Она улавливает в уставшем голосе мужа раздражение.
– Просто не понимаю, как ты можешь ложиться и засыпать, когда он там плачет. Я вот не могу.
– Поэтому дети нуждаются в отцах так же сильно, как в матерях. Естественно, ты мягче меня, но мы должны оставаться твердыми и не поддаваться жалости. Это не поможет ему повзрослеть и понять, кем он является на самом деле.
– И кем же? Он девятилетний ребенок в чужой стране, его только что оторвали от единственной семьи, которую он знал.
– Сара, прошу тебя. Поговорим об этом утром. Сейчас надо поспать.
Сара отворачивается от Давида, по ее щекам текут слезы, но она не издает ни звука. Давид, конечно же, прав: надо собрать в кулак все свои силы, чтобы справиться с озлобленным мальчиком, которого привезли во Францию и отдали им. Давид всегда был сильнее ее, но Сара знает – он тоже страдает. Просто отказывается признаться себе, что сомневается. Он притворяется, будто никаких сомнений нет, что все будет хорошо, как только Самюэль привыкнет к своей новой жизни, что если они будут последовательными и терпеливыми, то он вернется к ним. Сара тихо вздыхает, отодвигает одеяло и садится на кровати.
– Пойду попью воды, – шепчет она хриплым голосом.
– Не ходи к нему, – отвечает ей Давид. – Ты только сделаешь хуже.
Хуже? думает она. Куда хуже?
Она на ощупь обходит кровать и открывает дверь в коридор. По пути на кухню надо миновать спальню Самюэля, и она прижимается ухом к его двери.
Внутри становится тихо. Неужели он услышал ее шаги? Наверное, Самюэль не хочет, чтобы Сара заходила к нему. Он ненавидит ее. Сара чувствует его ненависть, она окружает его, как энергетическое поле.
Но ей необходимо увидеть мальчика, прикоснуться к нему, знать, что он настоящий. Ей до сих пор не верится, что ее сын вернулся. Она аккуратно поворачивает ручку и бесшумно открывает дверь. На носочках подходит к его кровати и прислушивается к его дыханию, но ничего не слышит. Ей приходится наклониться, чтобы проверить, что он в кровати. Сара кладет руку на одеяло и проводит по нему, пока не нащупывает сына. Она знает, что он не спит, а просто лежит, задержав дыхание, и хочет, чтобы она поскорее ушла.
– Сэм, – шепчет она. – Je t’aime de tout mon coeur[16].

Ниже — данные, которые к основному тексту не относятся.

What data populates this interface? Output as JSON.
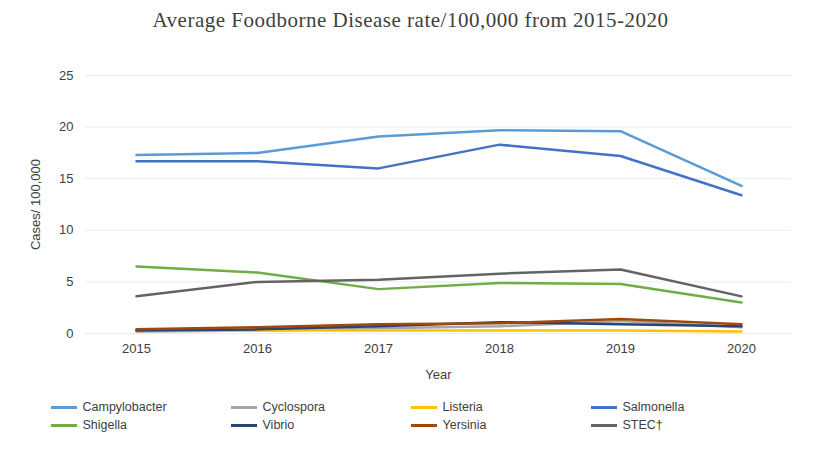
{
  "chart_data": {
    "type": "line",
    "title": "Average Foodborne Disease rate/100,000 from 2015-2020",
    "x_label": "Year",
    "y_label": "Cases/ 100,000",
    "categories": [
      "2015",
      "2016",
      "2017",
      "2018",
      "2019",
      "2020"
    ],
    "series": [
      {
        "name": "Campylobacter",
        "color": "#5b9bd5",
        "values": [
          17.3,
          17.5,
          19.1,
          19.7,
          19.6,
          14.3
        ]
      },
      {
        "name": "Cyclospora",
        "color": "#a5a5a5",
        "values": [
          0.2,
          0.3,
          0.5,
          0.7,
          1.2,
          0.6
        ]
      },
      {
        "name": "Listeria",
        "color": "#ffc000",
        "values": [
          0.3,
          0.3,
          0.3,
          0.3,
          0.3,
          0.2
        ]
      },
      {
        "name": "Salmonella",
        "color": "#4472c4",
        "values": [
          16.7,
          16.7,
          16.0,
          18.3,
          17.2,
          13.4
        ]
      },
      {
        "name": "Shigella",
        "color": "#70ad47",
        "values": [
          6.5,
          5.9,
          4.3,
          4.9,
          4.8,
          3.0
        ]
      },
      {
        "name": "Vibrio",
        "color": "#264478",
        "values": [
          0.3,
          0.4,
          0.7,
          1.1,
          0.9,
          0.7
        ]
      },
      {
        "name": "Yersinia",
        "color": "#9e480e",
        "values": [
          0.4,
          0.6,
          0.9,
          1.0,
          1.4,
          0.9
        ]
      },
      {
        "name": "STEC†",
        "color": "#636363",
        "values": [
          3.6,
          5.0,
          5.2,
          5.8,
          6.2,
          3.6
        ]
      }
    ],
    "ylim": [
      0,
      25
    ],
    "yticks": [
      0,
      5,
      10,
      15,
      20,
      25
    ],
    "grid": true,
    "legend": "bottom"
  }
}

В ответ ничего. Вдруг он резко выдыхает. Сара чувствует, как сын вздрагивает. Она гладит его через одеяло, тихонько напевая:
Dodo, l’enfant do
L’enfant dormira bientôt.
Самюэль поворачивается к Саре, и она чувствует его теплое дыхание.

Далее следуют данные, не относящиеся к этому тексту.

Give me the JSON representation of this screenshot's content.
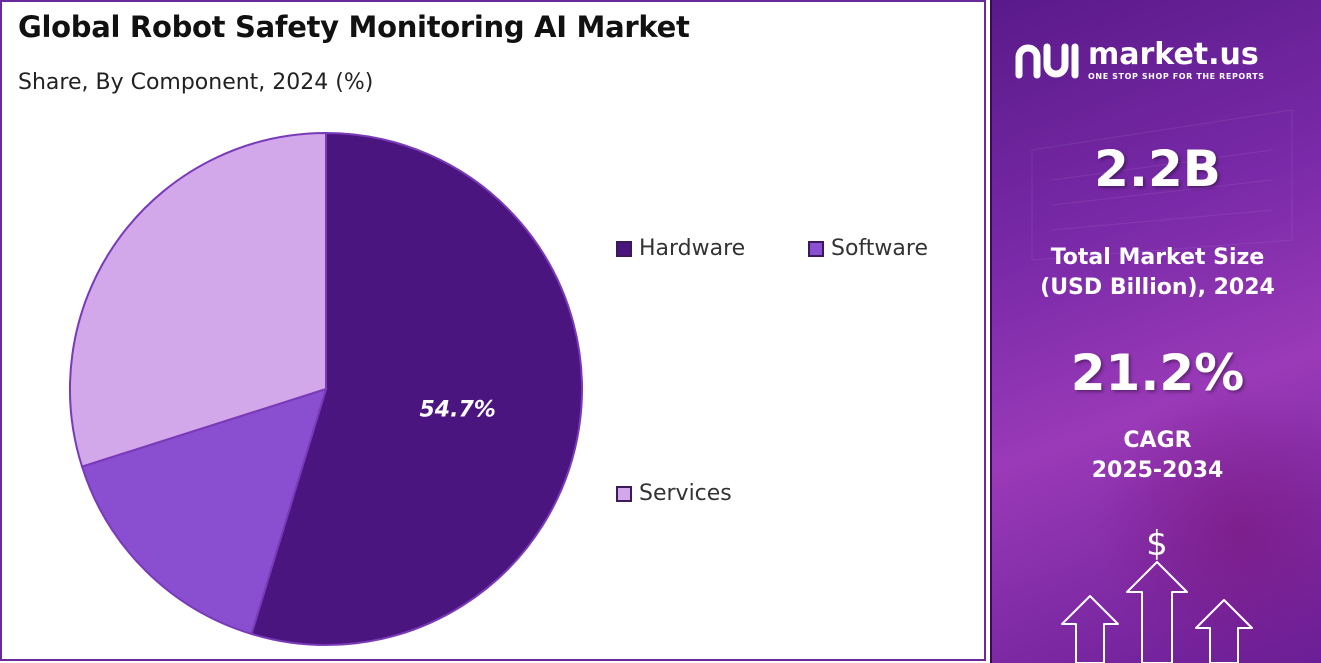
{
  "chart_data": {
    "type": "pie",
    "title": "Global Robot Safety Monitoring AI Market",
    "subtitle": "Share, By Component, 2024 (%)",
    "categories": [
      "Hardware",
      "Software",
      "Services"
    ],
    "values": [
      54.7,
      15.4,
      29.9
    ],
    "data_labels": [
      "54.7%",
      "",
      ""
    ],
    "colors": [
      "#4b1580",
      "#8a4fd0",
      "#d2a8ea"
    ],
    "legend_placement": "right"
  },
  "sidebar": {
    "brand": "market.us",
    "tagline": "ONE STOP SHOP FOR THE REPORTS",
    "market_size_value": "2.2B",
    "market_size_label_1": "Total Market Size",
    "market_size_label_2": "(USD Billion), 2024",
    "cagr_value": "21.2%",
    "cagr_label_1": "CAGR",
    "cagr_label_2": "2025-2034",
    "icon": "dollar-growth-arrows-icon"
  }
}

– Можешь уйти? – Он отворачивается к стене. – Оставь меня в покое.
Париж, 2 сентября 1953 года
Сегодня во Франции важный день для всех детей – la rentrée. Жизнь наконец-то возвращается в привычное русло после двух месяцев летних каникул. Обычно все, кто может себе это позволить, а зачастую и те, кто не может, уезжают из Парижа в августе. Те же, кто остается в городе, наслаждаются пустынными улицами. Сара и Давид обожают Париж в августе и поэтому никогда не уезжают. Они предпочитают воспользоваться моментом, когда в городе почти нет машин, чтобы покататься на велосипедах, проехать по Люксембургскому саду, вдоль Сены к каналу Сен-Мартен, где они обычно оставляют велосипеды и выпивают по бокалу вина в одном из кафе на берегу канала.